Paper Project Page Dataset Code

Evaluation code for CRONOS-Benchmark. Given a generated video and a reference sequence from the dataset, this repo runs all predictions and computes the six benchmark metrics.

Repository layout

CRONOS-Benchmark/
├── config.py                   # model paths and hyperparameters
├── requirements-cronos.txt     # Python deps for the cronos environment
├── constraints-cronos.txt      # torch version pins (prevents pip from upgrading)
├── setup_cronos.sh             # sets up the 'cronos' conda environment
├── setup_sam3d.sh              # sets up the 'cronos-sam3d' conda environment
├── scripts/
│   ├── run_predictions.sh  # orchestrates all 7 prediction steps
│   ├── run_sam.py          # SAM3 video segmentation
│   ├── run_cotracker.py    # CoTracker point tracking
│   ├── run_sam3d.py        # SAM3D per-object 3D reconstruction
│   ├── run_dino.py         # DINOv2 temporal embeddings
│   ├── run_dismo.py        # DisMo motion embeddings
│   └── run_qwen.py         # Qwen VLM task-performance evaluation
└── metrics/
    ├── metrics.py          # compute and aggregate all metrics
    └── utils.py            # shared loading and scaling utilities

Models

Model Role Source
SAM3 Video object segmentation (prompt → per-frame masks) Clone locally; set SAM3_MODEL_PATH in config.py
SAM3D-Objects Per-object 3D mesh reconstruction from video Clone locally for source code (SAM3D_OBJECTS_DIR); checkpoints downloaded automatically from HF Hub (facebook/sam-3d-objects)
CoTracker3 Dense point tracking across frames Loaded via PyTorch Hub (facebookresearch/co-tracker)
DisMo Motion representation embeddings Loaded via PyTorch Hub (CompVis/DisMo)
DINOv2 Visual feature embeddings for object consistency Loaded via PyTorch Hub (facebookresearch/dinov2)
Qwen3-VL VLM task-performance evaluation HuggingFace model ID or local path; set QWEN_MODEL_PATH in config.py
CLIP Visual features used by SAM3D pipeline Download locally; set CLIP_MODEL_PATH in config.py

Installation

Prerequisites

  • Linux x86_64 with an NVIDIA GPU (≥24 GB VRAM for Qwen3-VL-32B; ≥16 GB for all other models)
  • CUDA 12.4 driver (nvidia-smi must work)
  • Miniconda or Mamba
  • nvcc (CUDA 12.4 toolkit) in PATH — required only for the SAM3D environment
  • ~80 GB of free disk space (model weights + environments)

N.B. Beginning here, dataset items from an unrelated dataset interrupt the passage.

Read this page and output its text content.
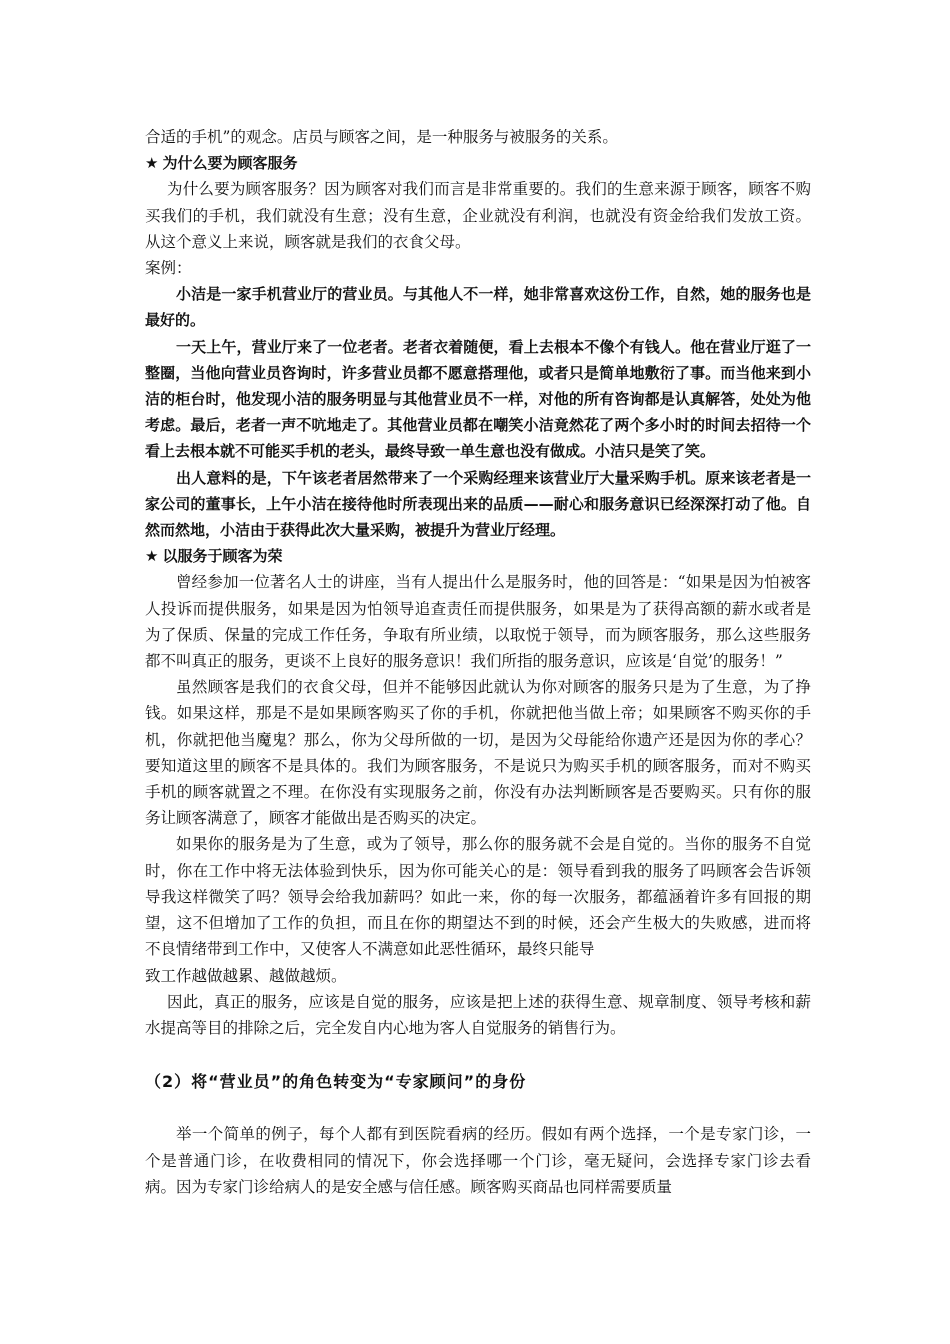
合适的手机”的观念。店员与顾客之间，是一种服务与被服务的关系。

★ 为什么要为顾客服务

为什么要为顾客服务？因为顾客对我们而言是非常重要的。我们的生意来源于顾客，顾客不购买我们的手机，我们就没有生意；没有生意，企业就没有利润，也就没有资金给我们发放工资。从这个意义上来说，顾客就是我们的衣食父母。

案例：

小洁是一家手机营业厅的营业员。与其他人不一样，她非常喜欢这份工作，自然，她的服务也是最好的。

一天上午，营业厅来了一位老者。老者衣着随便，看上去根本不像个有钱人。他在营业厅逛了一整圈，当他向营业员咨询时，许多营业员都不愿意搭理他，或者只是简单地敷衍了事。而当他来到小洁的柜台时，他发现小洁的服务明显与其他营业员不一样，对他的所有咨询都是认真解答，处处为他考虑。最后，老者一声不吭地走了。其他营业员都在嘲笑小洁竟然花了两个多小时的时间去招待一个看上去根本就不可能买手机的老头，最终导致一单生意也没有做成。小洁只是笑了笑。

出人意料的是，下午该老者居然带来了一个采购经理来该营业厅大量采购手机。原来该老者是一家公司的董事长，上午小洁在接待他时所表现出来的品质——耐心和服务意识已经深深打动了他。自然而然地，小洁由于获得此次大量采购，被提升为营业厅经理。

★ 以服务于顾客为荣

曾经参加一位著名人士的讲座，当有人提出什么是服务时，他的回答是：“如果是因为怕被客人投诉而提供服务，如果是因为怕领导追查责任而提供服务，如果是为了获得高额的薪水或者是为了保质、保量的完成工作任务，争取有所业绩，以取悦于领导，而为顾客服务，那么这些服务都不叫真正的服务，更谈不上良好的服务意识！我们所指的服务意识，应该是‘自觉’的服务！”

虽然顾客是我们的衣食父母，但并不能够因此就认为你对顾客的服务只是为了生意，为了挣钱。如果这样，那是不是如果顾客购买了你的手机，你就把他当做上帝；如果顾客不购买你的手机，你就把他当魔鬼？那么，你为父母所做的一切，是因为父母能给你遗产还是因为你的孝心？要知道这里的顾客不是具体的。我们为顾客服务，不是说只为购买手机的顾客服务，而对不购买手机的顾客就置之不理。在你没有实现服务之前，你没有办法判断顾客是否要购买。只有你的服务让顾客满意了，顾客才能做出是否购买的决定。

如果你的服务是为了生意，或为了领导，那么你的服务就不会是自觉的。当你的服务不自觉时，你在工作中将无法体验到快乐，因为你可能关心的是：领导看到我的服务了吗顾客会告诉领导我这样微笑了吗？领导会给我加薪吗？如此一来，你的每一次服务，都蕴涵着许多有回报的期望，这不但增加了工作的负担，而且在你的期望达不到的时候，还会产生极大的失败感，进而将不良情绪带到工作中，又使客人不满意如此恶性循环，最终只能导

致工作越做越累、越做越烦。

因此，真正的服务，应该是自觉的服务，应该是把上述的获得生意、规章制度、领导考核和薪水提高等目的排除之后，完全发自内心地为客人自觉服务的销售行为。

（2）将“营业员”的角色转变为“专家顾问”的身份

举一个简单的例子，每个人都有到医院看病的经历。假如有两个选择，一个是专家门诊，一个是普通门诊，在收费相同的情况下，你会选择哪一个门诊，毫无疑问，会选择专家门诊去看病。因为专家门诊给病人的是安全感与信任感。顾客购买商品也同样需要质量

Step 1 — Clone model repositories

Clone the following repos to a common directory (e.g. models/) and update the paths in config.py:

MODELS_DIR=/path/to/models

# SAM3 (video segmentation)
git clone https://github.com/facebookresearch/sam3 "$MODELS_DIR/sam3"

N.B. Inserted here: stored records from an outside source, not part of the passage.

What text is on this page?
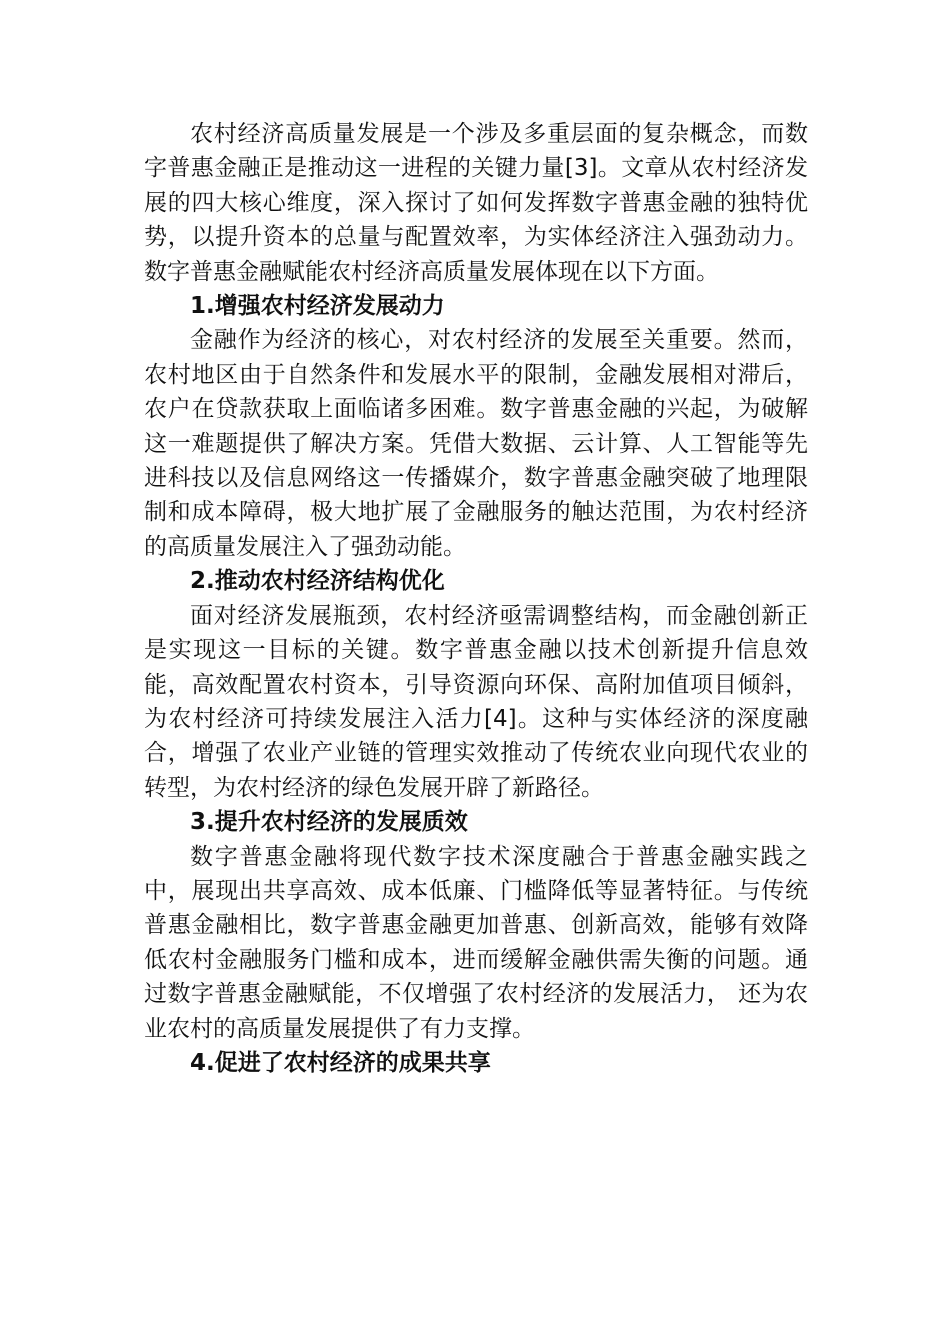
农村经济高质量发展是一个涉及多重层面的复杂概念，而数字普惠金融正是推动这一进程的关键力量[3]。文章从农村经济发展的四大核心维度，深入探讨了如何发挥数字普惠金融的独特优势，以提升资本的总量与配置效率，为实体经济注入强劲动力。数字普惠金融赋能农村经济高质量发展体现在以下方面。

1.增强农村经济发展动力

金融作为经济的核心，对农村经济的发展至关重要。然而，农村地区由于自然条件和发展水平的限制，金融发展相对滞后，农户在贷款获取上面临诸多困难。数字普惠金融的兴起，为破解这一难题提供了解决方案。凭借大数据、云计算、人工智能等先进科技以及信息网络这一传播媒介，数字普惠金融突破了地理限制和成本障碍，极大地扩展了金融服务的触达范围，为农村经济的高质量发展注入了强劲动能。

2.推动农村经济结构优化

面对经济发展瓶颈，农村经济亟需调整结构，而金融创新正是实现这一目标的关键。数字普惠金融以技术创新提升信息效能，高效配置农村资本，引导资源向环保、高附加值项目倾斜，为农村经济可持续发展注入活力[4]。这种与实体经济的深度融合，增强了农业产业链的管理实效推动了传统农业向现代农业的转型，为农村经济的绿色发展开辟了新路径。

3.提升农村经济的发展质效

数字普惠金融将现代数字技术深度融合于普惠金融实践之中，展现出共享高效、成本低廉、门槛降低等显著特征。与传统普惠金融相比，数字普惠金融更加普惠、创新高效，能够有效降低农村金融服务门槛和成本，进而缓解金融供需失衡的问题。通过数字普惠金融赋能，不仅增强了农村经济的发展活力， 还为农业农村的高质量发展提供了有力支撑。

4.促进了农村经济的成果共享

# SAM3D-Objects (3D reconstruction — source code only; checkpoints are fetched from HF Hub automatically)
git clone https://github.com/facebookresearch/sam-3d-objects "$MODELS_DIR/sam-3d-objects"

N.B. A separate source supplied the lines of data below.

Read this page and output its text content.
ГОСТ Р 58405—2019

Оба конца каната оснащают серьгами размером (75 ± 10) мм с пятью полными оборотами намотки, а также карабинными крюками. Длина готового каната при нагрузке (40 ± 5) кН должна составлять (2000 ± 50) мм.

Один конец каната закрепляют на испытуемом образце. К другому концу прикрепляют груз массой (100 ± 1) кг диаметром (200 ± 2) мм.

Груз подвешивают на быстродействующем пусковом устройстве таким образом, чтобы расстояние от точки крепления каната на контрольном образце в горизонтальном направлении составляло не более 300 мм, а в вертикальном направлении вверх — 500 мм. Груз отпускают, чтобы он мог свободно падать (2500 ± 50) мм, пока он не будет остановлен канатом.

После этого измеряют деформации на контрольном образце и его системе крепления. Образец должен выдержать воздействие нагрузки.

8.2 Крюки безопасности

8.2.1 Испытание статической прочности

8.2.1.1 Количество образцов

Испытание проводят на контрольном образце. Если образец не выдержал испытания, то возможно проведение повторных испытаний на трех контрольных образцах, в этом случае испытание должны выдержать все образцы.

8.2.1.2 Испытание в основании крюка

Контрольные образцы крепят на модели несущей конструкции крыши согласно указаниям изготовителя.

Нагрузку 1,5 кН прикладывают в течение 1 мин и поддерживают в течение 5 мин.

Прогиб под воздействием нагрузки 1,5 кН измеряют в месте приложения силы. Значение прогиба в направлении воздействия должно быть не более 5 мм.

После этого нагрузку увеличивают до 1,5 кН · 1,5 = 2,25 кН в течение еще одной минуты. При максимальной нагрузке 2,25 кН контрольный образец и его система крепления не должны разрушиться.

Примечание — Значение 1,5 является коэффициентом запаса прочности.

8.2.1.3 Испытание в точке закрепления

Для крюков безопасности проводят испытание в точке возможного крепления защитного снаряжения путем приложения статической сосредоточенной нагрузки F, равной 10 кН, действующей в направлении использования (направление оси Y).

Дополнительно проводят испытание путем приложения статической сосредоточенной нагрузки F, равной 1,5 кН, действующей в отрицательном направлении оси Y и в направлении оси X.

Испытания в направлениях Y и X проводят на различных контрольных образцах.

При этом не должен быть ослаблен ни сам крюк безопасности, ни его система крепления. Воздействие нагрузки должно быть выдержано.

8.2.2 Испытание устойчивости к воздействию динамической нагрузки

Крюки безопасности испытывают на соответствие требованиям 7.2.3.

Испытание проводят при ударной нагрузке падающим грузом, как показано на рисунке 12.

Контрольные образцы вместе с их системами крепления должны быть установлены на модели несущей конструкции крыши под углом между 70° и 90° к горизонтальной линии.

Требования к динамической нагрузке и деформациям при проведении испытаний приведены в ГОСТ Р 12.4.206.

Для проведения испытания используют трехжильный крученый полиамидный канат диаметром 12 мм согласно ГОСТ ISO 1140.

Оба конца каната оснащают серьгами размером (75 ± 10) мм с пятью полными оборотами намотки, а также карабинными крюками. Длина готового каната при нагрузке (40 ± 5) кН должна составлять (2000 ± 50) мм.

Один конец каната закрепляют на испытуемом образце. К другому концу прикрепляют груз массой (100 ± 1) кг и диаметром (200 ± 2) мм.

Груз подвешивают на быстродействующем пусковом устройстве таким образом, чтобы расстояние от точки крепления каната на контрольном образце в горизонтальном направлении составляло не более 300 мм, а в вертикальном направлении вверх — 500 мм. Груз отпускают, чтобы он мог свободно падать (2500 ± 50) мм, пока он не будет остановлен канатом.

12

# Qwen3-VL (VLM evaluation — includes qwen-vl-utils)
git clone https://github.com/QwenLM/Qwen3-VL "$MODELS_DIR/Qwen3-VL"

Edit config.py so the path variables point to your clones:

Variable Value
SAM3_MODEL_PATH $MODELS_DIR/sam3
SAM3D_OBJECTS_DIR $MODELS_DIR/sam-3d-objects
SAM3D_HF_CACHE Local directory where SAM3D-Objects checkpoints are cached
CLIP_MODEL_PATH Path to a local CLIP checkpoint (used by SAM3D)
QWEN_MODEL_PATH "Qwen/Qwen3-VL-32B-Instruct" (HuggingFace) or a local path

CoTracker, DisMo, and DINOv2 are downloaded automatically via PyTorch Hub at first run.
SAM3D-Objects checkpoints are downloaded automatically from facebook/sam-3d-objects on HuggingFace Hub at first run and cached at SAM3D_HF_CACHE.

Step 2 — cronos environment (all steps except SAM3D)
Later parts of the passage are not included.